Actarus provò in tutti i modi a liberarsi, ma era inutile.
“Rubina, mi hai tradito!”
“No, non è vero, te lo giuro!” gridò lei disperatissima.
La Comandante, quando vide che un raggio mortale stava per colpire Goldrake, si mise in mezzo come scudo. Venne colpita in pieno e non riuscì più a tenere i comandi.
La mano di Goldrake impedì al velivolo di precipitare, intanto Zuril godeva perfidamente vedendo il suo storico nemico ormai alla fine.
“Non pensare a me, salvati!” gridò lei.
“Non posso Rubina, non potrei più vivere dopo.”
Per fortuna, le astronavi guidate da Alcor, Venusia e Maria, arrivarono in soccorso; la nave madre prese fuoco e venne distrutta.

Tutti scesero dai rispettivi velivoli; Actarus portava Rubina moribonda in braccio e la deponeva sulla tenera erba primaverile.

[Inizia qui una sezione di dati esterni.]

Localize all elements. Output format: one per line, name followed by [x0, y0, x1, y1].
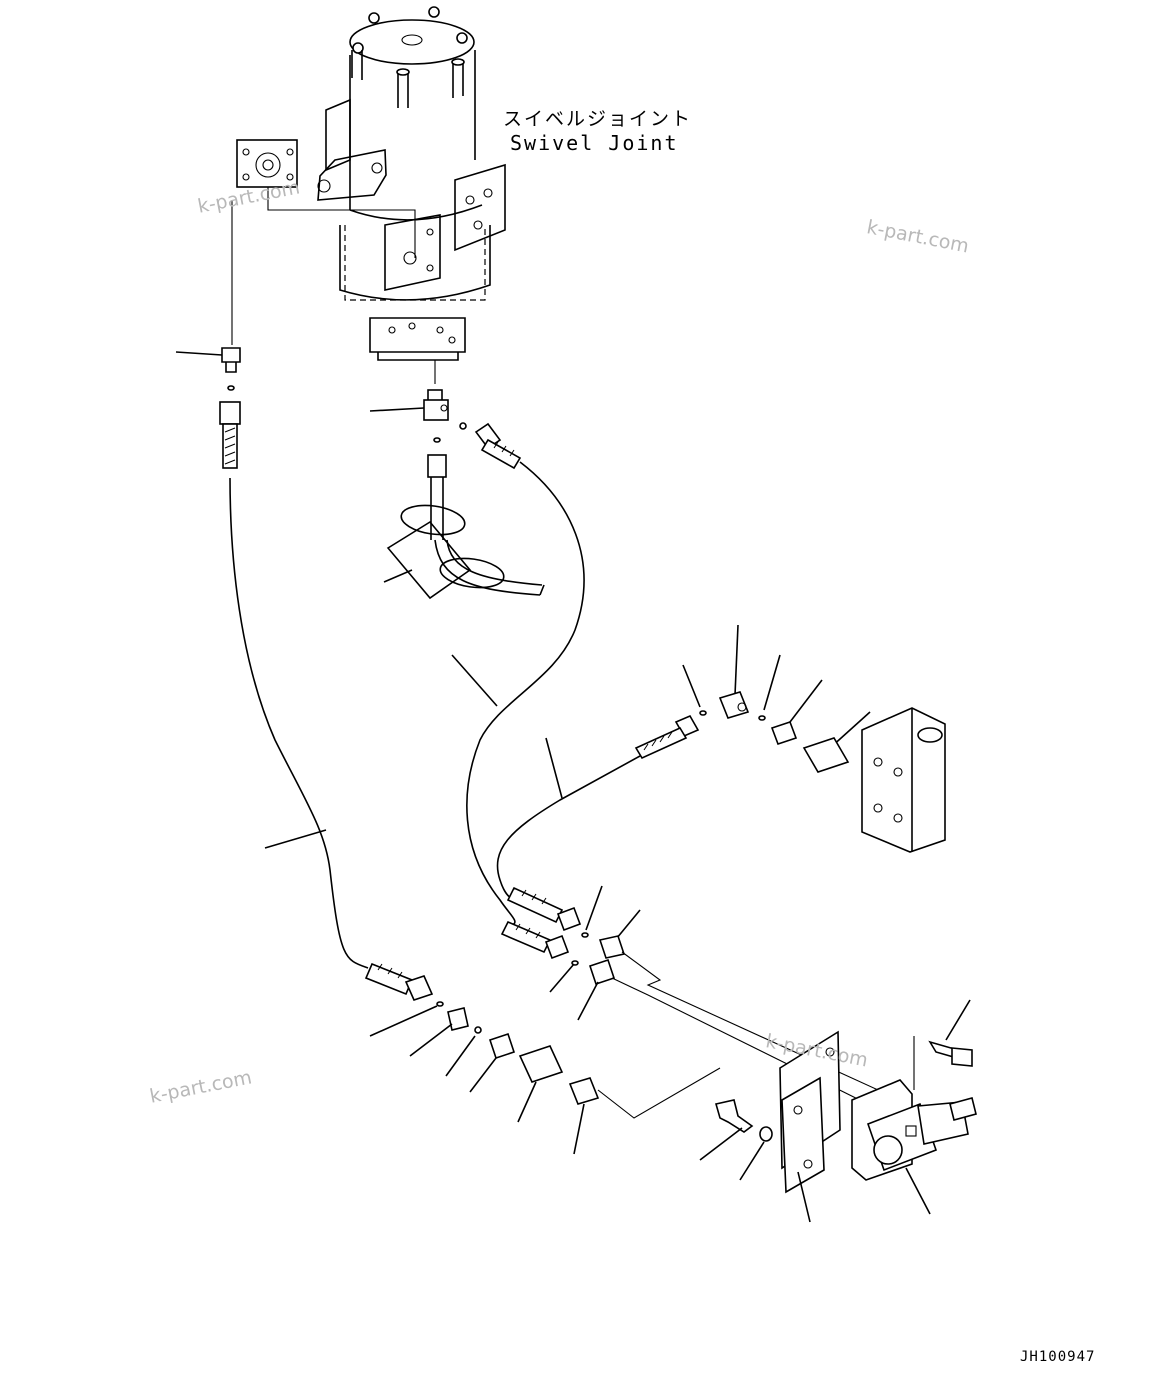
hose-clamp: [383, 504, 505, 600]
middle-hose-assembly: [496, 714, 700, 900]
upper-right-fittings: [682, 624, 946, 853]
center-tee-fitting: [369, 389, 545, 596]
drawing-code: JH100947: [1020, 1349, 1096, 1365]
left-hose-line: [175, 347, 369, 969]
title-english: Swivel Joint: [510, 131, 679, 155]
lower-left-fittings: [364, 962, 721, 1155]
long-hose-center: [451, 422, 585, 926]
port-face-detail: [231, 139, 416, 345]
title-japanese: スイベルジョイント: [503, 108, 693, 130]
swivel-joint-assembly: [317, 6, 506, 384]
bracket-and-valve: [699, 999, 977, 1223]
mid-hose-ends: [500, 885, 901, 1121]
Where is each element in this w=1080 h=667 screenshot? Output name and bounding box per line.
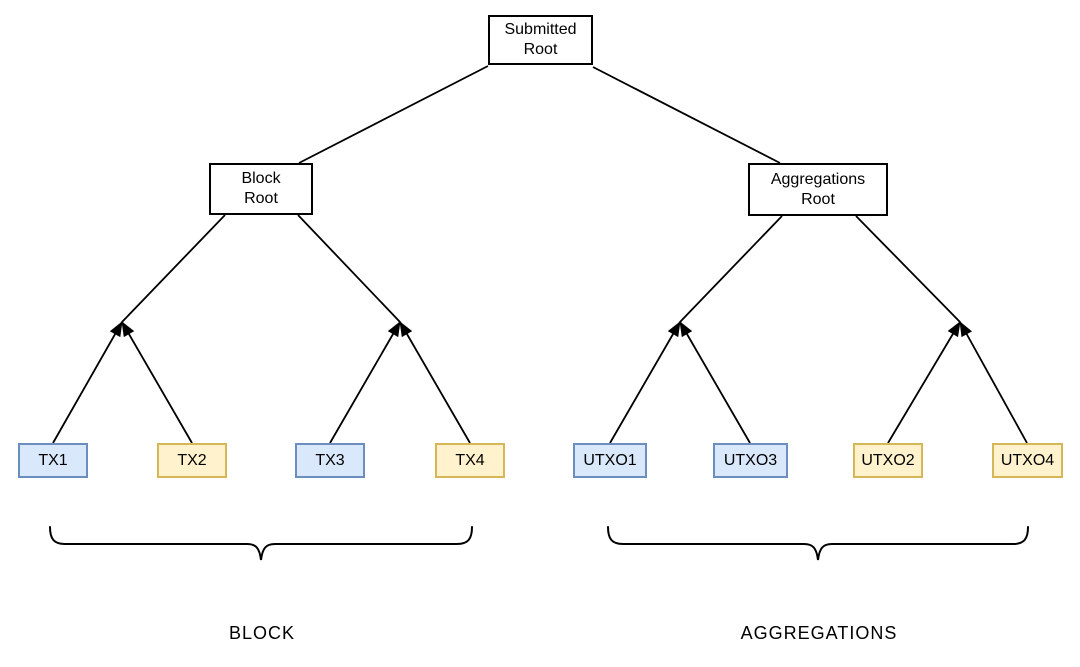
arrow-tx4	[399, 321, 471, 444]
edge-block-to-junction-right	[297, 214, 401, 323]
node-submitted-root: Submitted Root	[488, 15, 593, 65]
node-tx4: TX4	[435, 443, 505, 478]
node-tx2: TX2	[157, 443, 227, 478]
node-utxo3: UTXO3	[713, 443, 788, 478]
arrow-utxo1	[609, 321, 681, 444]
arrow-utxo4	[959, 321, 1028, 444]
block-brace-icon	[49, 526, 473, 561]
edge-aggregations-to-junction-left	[679, 215, 783, 323]
arrow-tx3	[329, 321, 401, 444]
node-aggregations-root: Aggregations Root	[748, 163, 888, 216]
arrow-utxo2	[887, 321, 961, 444]
brace-group	[49, 526, 1029, 561]
edge-block-to-junction-left	[121, 214, 226, 323]
group-label-block: BLOCK	[228, 623, 296, 643]
edge-aggregations-to-junction-right	[855, 215, 961, 323]
group-label-aggregations: AGGREGATIONS	[740, 623, 898, 643]
edge-submitted-to-aggregations	[592, 66, 781, 164]
node-tx1: TX1	[18, 443, 88, 478]
edge-group	[52, 65, 1028, 444]
node-tx3: TX3	[295, 443, 365, 478]
node-utxo2: UTXO2	[853, 443, 923, 478]
arrow-utxo3	[679, 321, 751, 444]
node-utxo4: UTXO4	[992, 443, 1063, 478]
edge-submitted-to-block	[298, 65, 489, 164]
node-block-root: Block Root	[209, 163, 313, 215]
arrow-tx1	[52, 321, 123, 444]
node-utxo1: UTXO1	[573, 443, 647, 478]
arrow-tx2	[121, 321, 193, 444]
aggregations-brace-icon	[607, 526, 1029, 561]
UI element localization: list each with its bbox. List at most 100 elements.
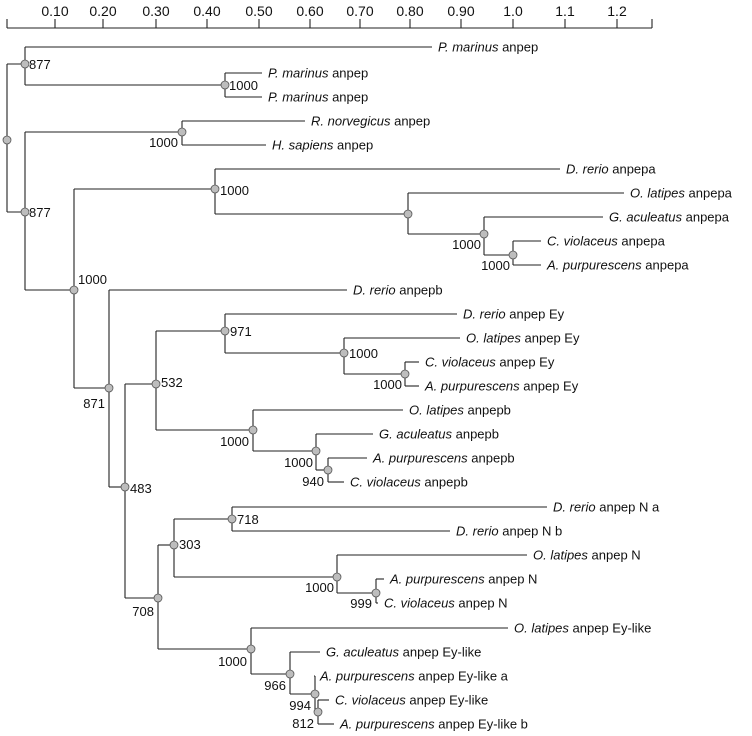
scale-tick-label: 0.90 [447,3,474,19]
leaf-gene: anpepa [682,210,730,225]
bootstrap-value: 877 [29,205,51,220]
leaf-gene: anpepb [468,451,515,466]
bootstrap-value: 708 [132,604,154,619]
leaf-gene: anpep [498,40,538,55]
leaf-species: O. latipes [533,548,588,563]
bootstrap-value: 994 [289,698,311,713]
bootstrap-labels: 8771000100087710001000100010008715329711… [29,57,510,731]
scale-tick-label: 0.50 [245,3,272,19]
leaf-gene: anpep [390,114,430,129]
bootstrap-value: 1000 [78,272,107,287]
scale-tick-label: 1.0 [503,3,523,19]
leaf-label: D. rerio anpep N a [553,500,660,515]
tree-node-marker [20,59,30,69]
tree-nodes [2,59,518,717]
leaf-label: G. aculeatus anpep Ey-like [326,645,481,660]
leaf-label: H. sapiens anpep [272,138,373,153]
leaf-species: A. purpurescens [546,258,642,273]
leaf-species: O. latipes [630,186,685,201]
leaf-species: A. purpurescens [372,451,468,466]
leaf-label: O. latipes anpep N [533,548,641,563]
leaf-species: A. purpurescens [339,717,435,732]
leaf-label: C. violaceus anpep Ey [425,355,555,370]
tree-node-marker [285,669,295,679]
leaf-gene: anpepb [396,283,443,298]
leaf-species: G. aculeatus [326,645,399,660]
bootstrap-value: 966 [264,678,286,693]
leaf-gene: anpep Ey-like a [415,669,509,684]
leaf-species: O. latipes [466,331,521,346]
leaf-gene: anpep Ey-like [399,645,481,660]
leaf-gene: anpep [328,66,368,81]
leaf-species: D. rerio [456,524,499,539]
leaf-species: D. rerio [566,162,609,177]
tree-node-marker [20,207,30,217]
bootstrap-value: 1000 [149,135,178,150]
leaf-label: P. marinus anpep [438,40,538,55]
leaf-species: O. latipes [514,621,569,636]
leaf-gene: anpep [333,138,373,153]
leaf-gene: anpep Ey-like b [435,717,528,732]
leaf-gene: anpepa [685,186,733,201]
tree-node-marker [177,127,187,137]
leaf-gene: anpep Ey-like [406,693,488,708]
scale-tick-label: 1.2 [607,3,627,19]
tree-node-marker [227,514,237,524]
leaf-gene: anpepa [642,258,690,273]
tree-node-marker [220,80,230,90]
tree-node-marker [69,285,79,295]
leaf-gene: anpep Ey [496,355,555,370]
leaf-label: D. rerio anpepa [566,162,656,177]
leaf-species: P. marinus [268,90,329,105]
bootstrap-value: 1000 [229,78,258,93]
tree-node-marker [120,482,130,492]
bootstrap-value: 1000 [218,654,247,669]
leaf-species: A. purpurescens [389,572,485,587]
tree-node-marker [246,644,256,654]
tree-node-marker [104,383,114,393]
leaf-label: C. violaceus anpepb [350,475,468,490]
bootstrap-value: 812 [292,716,314,731]
leaf-gene: anpep N a [596,500,660,515]
tree-node-marker [339,348,349,358]
leaf-species: A. purpurescens [319,669,415,684]
leaf-species: C. violaceus [335,693,406,708]
scale-tick-label: 0.70 [346,3,373,19]
leaf-label: A. purpurescens anpep N [389,572,537,587]
leaf-species: C. violaceus [547,234,618,249]
bootstrap-value: 718 [237,512,259,527]
scale-tick-label: 0.40 [193,3,220,19]
leaf-species: H. sapiens [272,138,334,153]
leaf-gene: anpep N [588,548,641,563]
bootstrap-value: 1000 [452,237,481,252]
leaf-label: A. purpurescens anpep Ey-like b [339,717,528,732]
leaf-species: R. norvegicus [311,114,391,129]
leaf-gene: anpep Ey [520,379,579,394]
leaf-label: O. latipes anpep Ey [466,331,580,346]
leaf-gene: anpep Ey [506,307,565,322]
leaf-species: C. violaceus [384,596,455,611]
leaf-species: P. marinus [268,66,329,81]
leaf-label: O. latipes anpepb [409,403,511,418]
leaf-gene: anpep N [485,572,538,587]
tree-node-marker [323,465,333,475]
tree-node-marker [153,593,163,603]
leaf-species: G. aculeatus [379,427,452,442]
bootstrap-value: 1000 [220,183,249,198]
tree-node-marker [400,369,410,379]
bootstrap-value: 877 [29,57,51,72]
leaf-species: G. aculeatus [609,210,682,225]
tree-node-marker [310,689,320,699]
scale-tick-label: 0.10 [41,3,68,19]
leaf-gene: anpepb [421,475,468,490]
scale-tick-label: 0.60 [296,3,323,19]
tree-node-marker [151,379,161,389]
scale-tick-label: 0.80 [396,3,423,19]
leaf-label: A. purpurescens anpep Ey [424,379,579,394]
leaf-label: P. marinus anpep [268,90,368,105]
leaf-species: D. rerio [553,500,596,515]
bootstrap-value: 1000 [220,434,249,449]
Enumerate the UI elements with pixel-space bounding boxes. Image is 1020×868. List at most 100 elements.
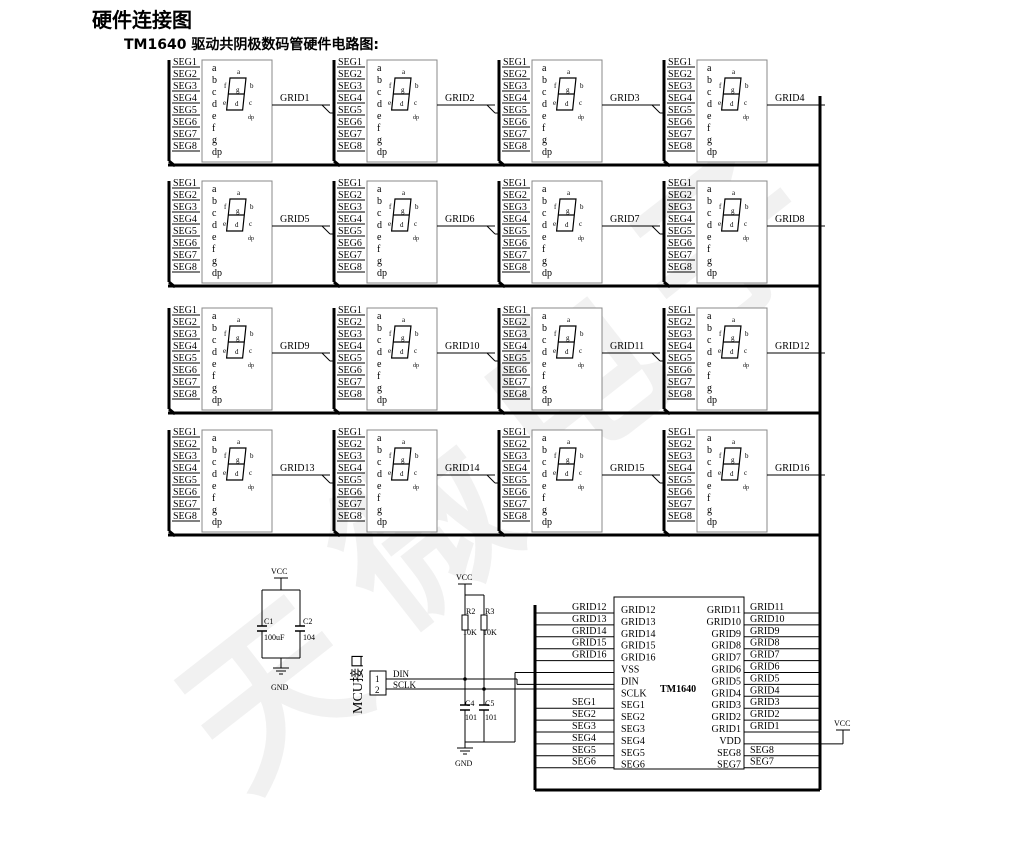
chip-right-pin: GRID3: [712, 700, 741, 711]
pin-letter: c: [212, 208, 217, 219]
seg-label: SEG5: [173, 475, 197, 486]
segment-letter-dp: dp: [248, 236, 254, 242]
digit-box: [201, 59, 273, 163]
vdd-vcc-label: VCC: [834, 719, 850, 728]
chip-right-net: GRID6: [750, 662, 779, 673]
segment-letter-d: d: [400, 470, 404, 478]
segment-letter-e: e: [553, 99, 556, 107]
pin-letter: d: [542, 469, 547, 480]
grid-label: GRID6: [445, 214, 474, 225]
seg-label: SEG7: [338, 129, 362, 140]
seg-label: SEG1: [503, 427, 527, 438]
segment-letter-b: b: [745, 330, 749, 338]
pin-letter: a: [212, 184, 217, 195]
seg-label: SEG2: [338, 69, 362, 80]
segment-letter-f: f: [224, 82, 227, 90]
segment-letter-e: e: [553, 347, 556, 355]
segment-letter-d: d: [400, 221, 404, 229]
c4-ref: C4: [465, 699, 474, 708]
r2-value: 10K: [463, 628, 477, 637]
seg-label: SEG1: [503, 57, 527, 68]
seg-label: SEG7: [338, 499, 362, 510]
digit-box: [366, 180, 438, 284]
seven-segment-icon: [555, 77, 577, 111]
segment-letter-c: c: [249, 347, 252, 355]
digit-module-3: SEG1SEG2SEG3SEG4SEG5SEG6SEG7SEG8abcdefgd…: [497, 57, 665, 168]
segment-letter-c: c: [414, 99, 417, 107]
seg-label: SEG2: [173, 317, 197, 328]
segment-letter-f: f: [224, 203, 227, 211]
c4-value: 101: [465, 713, 477, 722]
pin-letter: f: [212, 244, 216, 255]
digit-box: [366, 429, 438, 533]
pin-letter: d: [707, 347, 712, 358]
digit-box: [696, 429, 768, 533]
segment-letter-f: f: [554, 203, 557, 211]
segment-letter-a: a: [567, 316, 571, 324]
sclk-junction: [482, 687, 486, 691]
segment-letter-c: c: [249, 469, 252, 477]
pin-letter: d: [212, 99, 217, 110]
segment-letter-a: a: [567, 438, 571, 446]
segment-letter-f: f: [554, 82, 557, 90]
pin-letter: f: [377, 493, 381, 504]
segment-letter-dp: dp: [743, 115, 749, 121]
chip-right-pin: GRID10: [707, 617, 741, 628]
chip-right-net: GRID4: [750, 685, 779, 696]
segment-letter-g: g: [401, 334, 405, 342]
pin-letter: e: [377, 481, 382, 492]
chip-right-net: GRID1: [750, 721, 779, 732]
pin-letter: dp: [542, 147, 552, 158]
seg-label: SEG2: [173, 190, 197, 201]
seg-label: SEG7: [668, 377, 692, 388]
seg-label: SEG5: [173, 226, 197, 237]
pin-letter: a: [377, 433, 382, 444]
pin-letter: e: [707, 111, 712, 122]
pin-letter: c: [542, 208, 547, 219]
seg-label: SEG8: [173, 141, 197, 152]
chip-right-net: SEG7: [750, 757, 774, 768]
segment-letter-d: d: [235, 221, 239, 229]
seg-label: SEG7: [503, 377, 527, 388]
digit-module-16: SEG1SEG2SEG3SEG4SEG5SEG6SEG7SEG8abcdefgd…: [662, 427, 825, 538]
segment-letter-b: b: [580, 82, 584, 90]
digit-box: [201, 180, 273, 284]
pin-letter: d: [212, 347, 217, 358]
seg-label: SEG8: [503, 511, 527, 522]
seg-label: SEG4: [503, 93, 527, 104]
pin-letter: d: [707, 469, 712, 480]
seg-label: SEG8: [503, 262, 527, 273]
pin-letter: e: [707, 359, 712, 370]
mcu-label: MCU接口: [349, 654, 366, 714]
segment-letter-e: e: [388, 220, 391, 228]
segment-letter-a: a: [402, 189, 406, 197]
segment-letter-g: g: [401, 207, 405, 215]
segment-letter-d: d: [235, 470, 239, 478]
segment-letter-f: f: [224, 452, 227, 460]
chip-left-net: SEG6: [572, 757, 596, 768]
chip-right-net: SEG8: [750, 745, 774, 756]
pin-letter: g: [707, 383, 712, 394]
seg-label: SEG3: [338, 81, 362, 92]
chip-right-pin: GRID11: [707, 605, 741, 616]
digit-module-13: SEG1SEG2SEG3SEG4SEG5SEG6SEG7SEG8abcdefgd…: [167, 427, 335, 538]
pin-letter: a: [707, 184, 712, 195]
pin-letter: c: [707, 457, 712, 468]
digit-box: [696, 180, 768, 284]
pin-letter: a: [542, 63, 547, 74]
segment-letter-f: f: [719, 82, 722, 90]
seg-label: SEG7: [173, 499, 197, 510]
segment-letter-e: e: [553, 469, 556, 477]
c1-value: 100uF: [264, 633, 285, 642]
segment-letter-a: a: [402, 316, 406, 324]
pin-letter: e: [707, 232, 712, 243]
segment-letter-d: d: [565, 470, 569, 478]
segment-letter-d: d: [730, 221, 734, 229]
seg-label: SEG4: [668, 214, 692, 225]
seg-label: SEG1: [668, 57, 692, 68]
seg-label: SEG6: [503, 365, 527, 376]
seg-label: SEG3: [173, 451, 197, 462]
segment-letter-e: e: [553, 220, 556, 228]
pin-letter: e: [542, 481, 547, 492]
seg-label: SEG5: [503, 353, 527, 364]
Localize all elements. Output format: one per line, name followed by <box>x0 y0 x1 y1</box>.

“Actarus…” disse Maria in lacrime, facendo l’atto di andare verso il fratello.
“No, Rubina sta morendo”, la fermò Alcor.
Lei aprì gli occhi e, benchè sofferente, sorrise.
“Non sapevo che volevano ucciderti.”
“Perdonami, ti prego. Vorrei morire per aver dubitato di te, devi credermi” si scusò lui, prendendole entrambe le mani.
Lei sollevò il capo con evidente sforzo.
“No, sta ferma, non ti affaticare.”
“Actarus, ti porto una buona notizia: il pianeta Fleed sta rinascendo.”
“Ci torneremo insieme, Rubina.”
“Fammi una promessa. Il primo fiore che sboccerà su Fleed, lo chiamerai col mio nome?”
“Sì, te lo prometto.”
“Ho tanto freddo… stai tranquillo, non morirò, diventerò un fiore rosso e starò sempre vicina a te.”
“Rubina… Rubina…”
Venusia si appoggiò al Delfino Spaziale e non potè trattenere un singhiozzo.
Intanto, Zuril moribondo, arrancava puntando la pistola verso Actarus.
“Morirete insieme, vigliacchi!”
Alcor, avendo dei riflessi molto pronti, sparò a Zuril appena in tempo. Rubina spirò insieme a lui.

In mezzo a questa strage e disperazione collettiva della durata di alcuni minuti, alla fine, in cima al monte Yastugatake, Actarus giurò: “Vega, io ti ucciderò, vivrò solo per questo!”